Is KHS project ready now for final go-round?

KEARNY – 

The Kearny Board of Education has received a new round of bids to complete the long-delayed high school remodeling project and could award a contract by next month. Michael DeVita, board secretary/business administrator, said last week that the board’s consulting engineers and construction attorney were reviewing the prices submitted by five contractors on Dec. 15.

Base bids ranged from a low of nearly $27 million to a high of more than $34 million – a dramatic improvement from the last time the board solicited bids in April 2014, when it got a single offer of $48.7 million from a Fairfield firm which took another shot in this second round.

A bid spread sheet on the project, the Aircraft Noise Abatement & Addition/Renovation at Kearny HS North Building, listed this breakout on base bids:

• Delric Construction, of North Haledon, $36,499,000.

• Dobco, Inc., of Wayne, $31,000,000.

• Niram, Inc., of Boonton, $28,687,000. • Paul Otto Building Co., of Cranford, $27,678,000.

• Prismatic Development, of Fairfield, $29,775,000.

• The Bennett Company, of Passaic, $26,800,000.

The job involves completion of work on the high school’s North Building, including HVAC systems and an addition to encompass a central atrium and wings housing 20 new classrooms and a new cafeteria adaptable for a culinary arts program.

Dobco was initially awarded the high school job in 2010 but was challenged by the second-lowest bidder, Brockwell & Carrington, of Totowa.

B&C claimed that Dobco underbid the HVAC portion of the contract and that its proposed HVAC sub-contractor had exceeded its allowable limit on backlogged, uncompleted work and that, therefore, Dobco’s bid should be disqualified.

The dispute ended up in the courts, thereby delaying the start of the project, and wasn’t resolved until June 2011 when the Superior Court ordered the board to throw out Dobco’s bid and award B&C the job.

Unfortunately, the board and B&C parted ways in early 2013 and the board hired Paul Otto Building Co. to finish window installation, completion of work on the South Building and some demolition.

Prismatic was the lone contractor to bid on the project’s completion in 2014 but its bid of $48.7 million was rejected and the board directed its architects to scale down the project – like the size of the atrium – in hopes of cutting costs.

The Bennett Company is also familiar to local school trustees.

During the 2008-2009 school year, the firm did a renovation/addition of Lincoln School and finished within its allotted budget, according to Mark Bruscino, the district’s operations director.

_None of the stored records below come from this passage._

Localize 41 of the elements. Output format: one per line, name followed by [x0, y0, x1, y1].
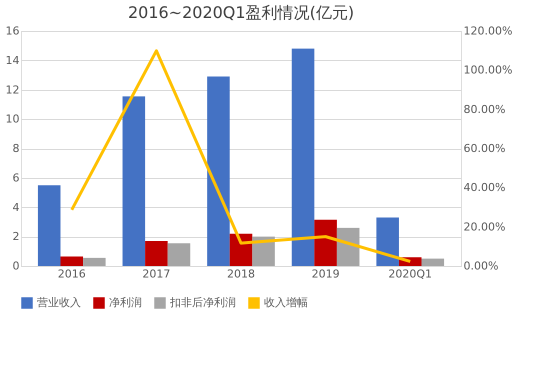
bar: [376, 218, 399, 266]
y-tick-label: 14: [6, 54, 20, 67]
bar: [207, 76, 230, 266]
bar: [252, 236, 275, 266]
legend-label: 营业收入: [37, 296, 81, 309]
y2-tick-label: 80.00%: [464, 102, 506, 116]
y2-tick-label: 0.00%: [464, 260, 498, 272]
y-tick-label: 0: [12, 260, 20, 272]
bar: [145, 241, 168, 266]
x-tick-label: 2018: [227, 268, 255, 280]
y-tick-label: 16: [6, 24, 20, 38]
y-tick-label: 2: [12, 230, 20, 244]
y2-tick-label: 60.00%: [464, 142, 506, 155]
y2-tick-label: 20.00%: [464, 220, 506, 234]
chart-title: 2016~2020Q1盈利情况(亿元): [128, 3, 354, 22]
bar: [230, 234, 252, 266]
y2-tick-label: 120.00%: [464, 24, 512, 38]
bar: [314, 220, 337, 266]
y-tick-label: 8: [12, 142, 20, 155]
y-tick-label: 6: [12, 171, 20, 184]
legend-label: 收入增幅: [264, 296, 308, 309]
legend-label: 扣非后净利润: [169, 296, 236, 309]
bar: [38, 185, 60, 266]
bar: [422, 258, 444, 266]
x-tick-label: 2019: [312, 268, 340, 280]
y-tick-label: 4: [12, 200, 20, 214]
bar: [168, 243, 190, 266]
x-tick-label: 2020Q1: [388, 268, 432, 280]
y-tick-label: 12: [6, 83, 20, 96]
bar: [122, 96, 146, 266]
x-tick-label: 2016: [58, 268, 86, 280]
line-series: [70, 49, 412, 263]
bar: [292, 48, 314, 266]
bar: [60, 256, 84, 266]
y2-tick-label: 40.00%: [464, 181, 506, 194]
y2-tick-label: 100.00%: [464, 64, 512, 77]
legend-label: 净利润: [109, 296, 142, 309]
bar: [83, 258, 106, 266]
y-tick-label: 10: [6, 112, 20, 126]
x-tick-label: 2017: [142, 268, 170, 280]
bar: [336, 228, 360, 266]
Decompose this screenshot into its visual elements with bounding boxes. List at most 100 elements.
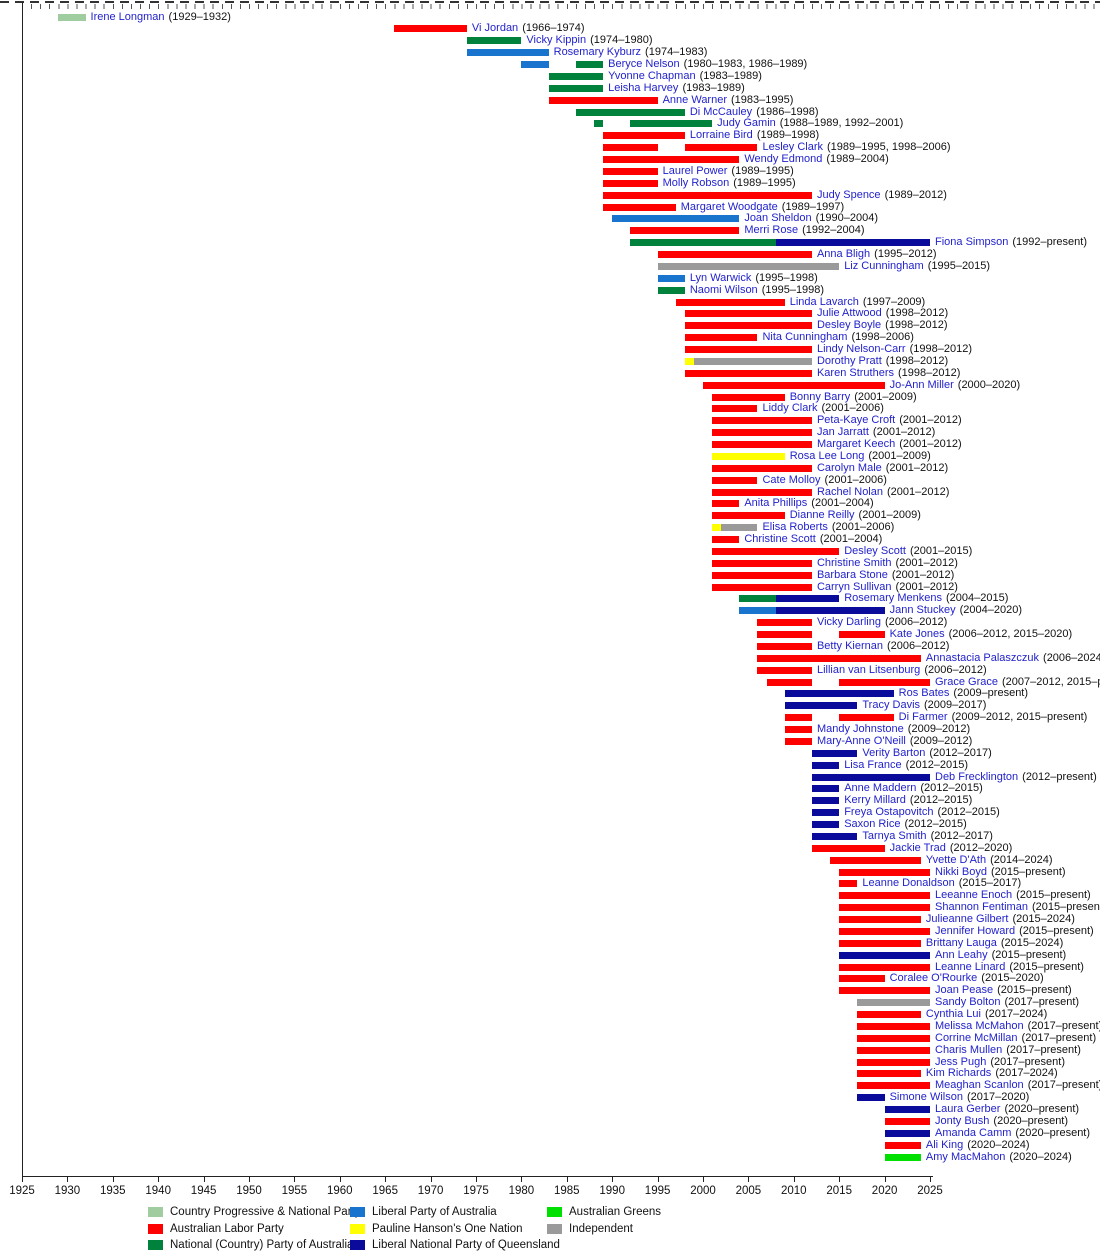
term-bar: [839, 975, 885, 983]
member-dates: (2017–2024): [984, 1008, 1048, 1020]
member-dates: (2015–2020): [981, 972, 1044, 985]
axis-tick: [294, 1176, 296, 1182]
member-dates: (2012–2015): [920, 782, 983, 795]
term-bar: [684, 369, 812, 377]
member-dates: (1998–2012): [885, 307, 949, 320]
member-label: Ali King (2020–2024): [926, 1139, 1030, 1152]
member-name: Bonny Barry: [789, 390, 851, 403]
axis-tick-label: 1965: [372, 1185, 398, 1197]
term-bar: [811, 773, 930, 781]
axis-tick: [203, 1176, 205, 1182]
member-dates: (2001–2012): [887, 485, 950, 498]
member-dates: (2015–present): [1009, 960, 1084, 973]
member-dates: (2004–2020): [959, 604, 1023, 617]
member-dates: (2020–present): [1004, 1103, 1080, 1115]
member-name: Lisa France: [844, 758, 902, 771]
term-bar: [603, 179, 658, 187]
member-name: Di Farmer: [898, 711, 948, 724]
member-label: Irene Longman (1929–1932): [91, 11, 231, 24]
member-dates: (2017–2020): [966, 1091, 1030, 1104]
member-name: Mandy Johnstone: [816, 723, 904, 735]
term-bar: [811, 821, 840, 828]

For the current high school project, bidders were also asked to submit prices on several “alternate” or additional work items that may or may not be included in the overall scope of work, depending on how much the board can afford to spend within the limits of its remaining funding from the Port Authority of New York & New Jersey, the Federal Aviation Administration and the state Department of Education.

The most expensive of these alternates figures to be removal of the temporary classroom trailers parked on the high school’s front lawn on Devon St. and restoration of the area. Others include: abating boiler room and pipe tunnels, abating mechanical rooms, removal and disposal of mechanical equipment and installing lab casework. Part of the bid review process, DeVita said, is sorting out which parts of the job can be financed from which “pot” of money. The P.A. and FAA pledged $25 million – about 80% of the overall cost – to cover the noise abatement part of the project (windows and HVAC), while the DOE’s School Development Authority committed $17 million – about 20% — for much of the other work, he said.

“As of September 2015, we had spent a total of $24 million on the project,” DeVita said.

How much money remains in each of the two funding “pots” couldn’t be readily learned.

Asked what happens if the board concludes it doesn’t have enough cash left to finish the job, board counsel Kenneth Lindenfelser said that if the board can justify the expense to the P.A. and FAA, “it’s my understanding that they’d consider giving us more money.”

But there’s another variable the board must consider: the outcome of two legal wrangles with B&C that will likely account for additional costs related to the project.

One is a “claim for lost profits” brought by the contractor resulting from the firm’s “termination for convenience.” This deals largely with work related to the noise abatement part of the job. The other is an arbitration case dealing with the exterior renovation and what Lindenfelser characterized as the “scope and quality” of work on the high school façade, covering windows, lintels and parapets.

If a determination is made that some or all of the exterior renovation work has to be done over, then the board would look to the bonding company involved to hire someone to complete the job “at no cost to the board,” Lindenfelser said.

Asked what options figure to be available to the board in its consideration of how to proceed, Lindenfelser said it could elect to “go ahead and award” a contract to one of the five bidders on the assumption that it can cover the cost or, failing that, dip into its capital reserves to make up the gap, or ask its architects, once again, to find ways to scale down the scope of the project and re-bid.